Review Comment:
This paper presents a hashing algorithm for topic modeling techniques designed to improve their efficiency. In addition, autors claim their approach improves the explainability of topic modeling results by grouping topics in a hierarchical manner.
The paper is well written and easy to follow. The research topic of the paper is not new, but the proposed extensions demonstrate the authors have done their homework with the state of the art and propose a valuable contribution. I think the paper is a good fit for this special issue, but I am a little divided regarding the relevance of the approach. The special issue focuses on Semantic e-Science, and while the authors' work clearly deals with the detection of similiar scientific work in an explainable manner, the "semantic" aspect of the contribution is unclear to me. Are semantics or knowledge representation used in the approach? If so, how? The authors sometimes refer to the "data type" of the papers, but that is not further elaborated. I suggest the authors clarify this in the next revision of the manuscript. Below I describe other comments and suggestions that I think should be addressed as well:
- The experiments define distance metrics and compare their performance among them. However, this is not compared against the state of the art. Why? I think that even if the hierarchy level is the same, a comparison is needed to understand how the current approach performs. In addition, why is precision is selected as a metric and not the F-measure? Is recall not considered important in this case?

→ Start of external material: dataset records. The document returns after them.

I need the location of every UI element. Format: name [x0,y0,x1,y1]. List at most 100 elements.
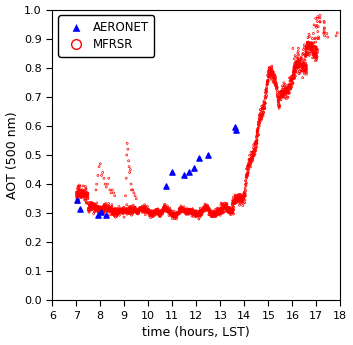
Point [238,195,244,200]
Point [309,40,315,46]
Point [79,190,85,196]
Point [158,212,164,218]
Point [105,181,110,187]
Point [306,31,312,37]
Point [173,212,179,217]
Point [315,36,321,41]
Point [295,59,301,65]
Point [261,106,267,112]
Point [256,123,262,129]
Point [207,210,212,215]
Point [205,204,211,209]
Point [291,71,297,77]
Point [296,67,301,72]
Point [161,203,167,209]
Point [279,88,284,94]
Point [190,211,195,216]
Point [285,88,291,93]
Point [275,98,281,103]
Point [291,69,296,75]
Point [307,45,312,50]
Point [109,202,115,208]
Point [213,212,219,218]
Point [209,212,214,217]
Point [292,73,298,79]
Point [81,194,87,200]
Point [136,210,141,215]
Point [173,210,178,216]
Point [176,206,182,211]
Point [251,148,256,154]
Point [122,207,127,213]
Point [278,94,284,99]
Point [176,210,181,215]
Point [155,210,160,216]
Point [297,70,303,76]
Point [132,205,138,210]
Point [196,213,201,219]
Point [195,211,201,217]
Point [150,214,156,219]
Point [272,72,277,78]
Point [229,206,235,211]
Point [230,201,236,207]
Point [282,89,288,95]
Point [223,204,228,210]
Point [127,206,133,211]
Point [306,52,312,58]
Point [174,212,179,217]
Point [155,206,161,211]
Point [178,207,184,212]
Point [129,205,135,211]
Point [298,68,304,73]
Point [144,207,150,213]
Point [150,214,156,219]
Point [108,206,114,211]
Point [263,96,268,101]
Point [123,208,129,213]
Point [213,211,219,216]
Point [312,50,318,55]
Point [322,26,327,31]
Point [290,73,295,78]
Point [313,45,319,50]
Point [95,207,101,213]
Point [140,205,146,210]
Point [127,170,132,175]
Point [107,187,113,193]
Point [279,91,284,97]
Point [171,211,176,217]
Point [295,46,301,51]
Point [129,209,134,215]
Point [149,214,154,219]
Point [132,205,138,210]
Point [209,210,215,216]
Point [314,47,320,53]
Point [312,36,317,41]
Point [193,214,199,220]
Point [166,207,172,213]
Point [324,31,330,36]
Point [230,203,236,208]
Point [180,206,186,212]
Point [78,193,84,198]
Point [236,196,241,201]
Point [116,204,122,209]
Point [292,63,298,69]
Point [261,109,267,115]
Point [94,208,99,214]
Point [143,207,149,212]
Point [301,69,306,74]
Point [139,208,145,214]
Point [163,207,168,213]
Point [103,184,109,190]
Point [279,88,285,93]
Point [227,209,232,215]
Point [194,210,199,215]
Point [111,212,116,218]
Point [195,211,200,216]
Point [266,73,272,78]
Point [257,117,262,123]
Point [88,201,94,207]
Point [127,208,132,214]
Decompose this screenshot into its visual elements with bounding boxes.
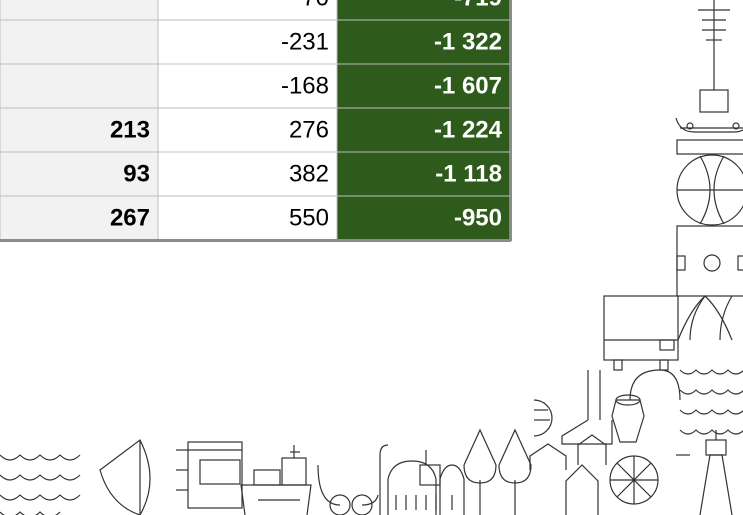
table-cell — [157, 195, 338, 241]
cell-text: 382 — [289, 160, 329, 187]
table-cell — [336, 107, 511, 153]
table-cell — [157, 19, 338, 65]
table-cell — [157, 151, 338, 197]
cell-text: -719 — [454, 0, 502, 11]
table-cell — [336, 195, 511, 241]
cell-text: -168 — [281, 72, 329, 99]
cell-text: -950 — [454, 204, 502, 231]
cell-text: 93 — [123, 160, 150, 187]
table-cell — [0, 0, 159, 21]
table-cell — [0, 63, 159, 109]
cell-text: 550 — [289, 204, 329, 231]
cell-text: 267 — [110, 204, 150, 231]
cell-text: -1 224 — [434, 116, 503, 143]
cell-text: -1 322 — [434, 28, 502, 55]
cell-text: -1 607 — [434, 72, 502, 99]
table: -70 -719 -231 -1 322 -168 -1 607 213 276 -1 224 9… — [0, 0, 512, 242]
cell-text: -1 118 — [435, 160, 502, 187]
cell-text: -231 — [281, 28, 329, 55]
table-cell — [157, 63, 338, 109]
cell-text: 276 — [289, 116, 329, 143]
table-cell — [336, 63, 511, 109]
table-cell — [0, 19, 159, 65]
cell-text: 213 — [110, 116, 150, 143]
cell-text: -70 — [294, 0, 329, 11]
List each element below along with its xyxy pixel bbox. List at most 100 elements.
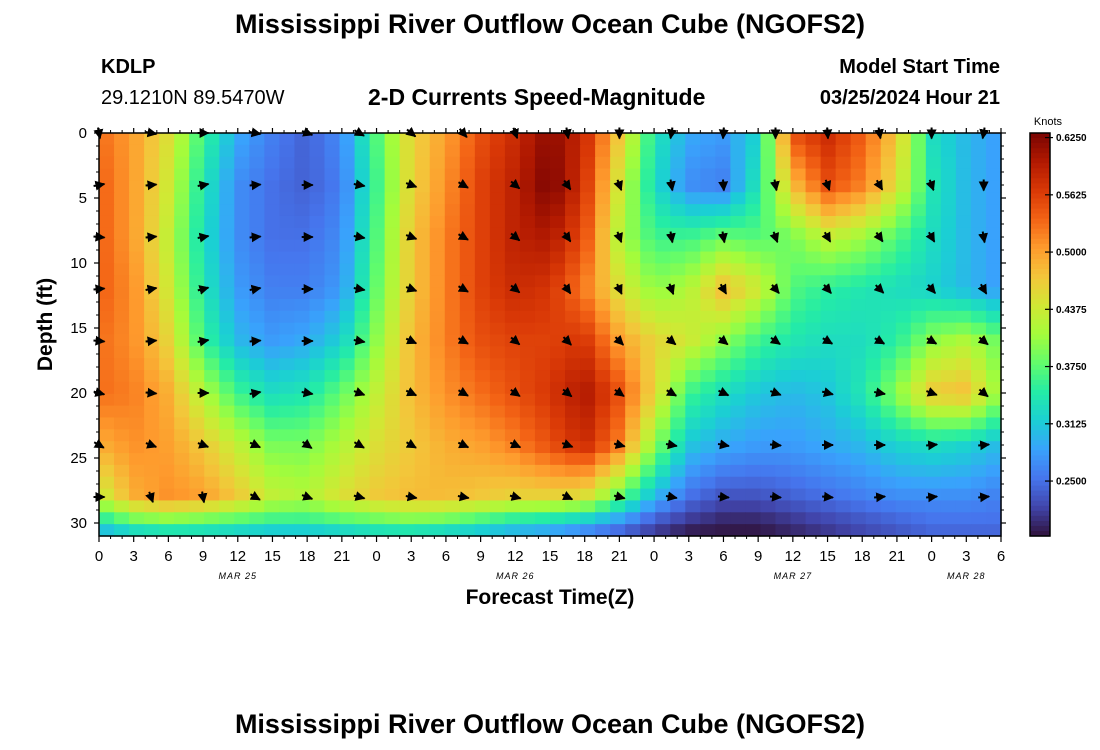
heatmap-cell [519,227,536,241]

- How does the current approach improve efficiency? Tables 4-7 show the ratio of data consumed, but there is no indication on how this affects the overall efficiency of the topic based models. How is this translated to time improvement? Is this improvement worth the loss in precision? The first technique does not seem to yield good results. Is it there just as a baseline?
- Human validation is not present. This seems critical for similarity based techniques, specifically if there is not a large ground truth. Are human-based evaluations going to be part of the future work?
- I am a little confused by the claim of the approach being appropriate for topic detection on unseen texts. An illustrative example would be helpful.
- Figures 1-4 show small variation when changing the number of topics. In particular, Fig 4 seems to be very consistent. Are the variances in the graphs significant? Is it better to have a lower number of topics?
- The data type of the papers is claimed to be important for the topic algorithms. However, it's not mentioned in Section 3. Why is this?
Presentation comments/small issues below:
- The problem statement is not clear until after the second page of the paper. I believe it should be made clear to readers before that point.
- The authors describe the source code as a contribution of their work. The source code supports an implementation of your approach, and that should be the contribution (instead of the code), right? In addition, the development of corpora to validate and test your approach is a separate valuable contribution in my opinion.
- Why not addressing the triangle inequality problem is an issue?
- Could different distance techniques yield different results in Section 4.2?
|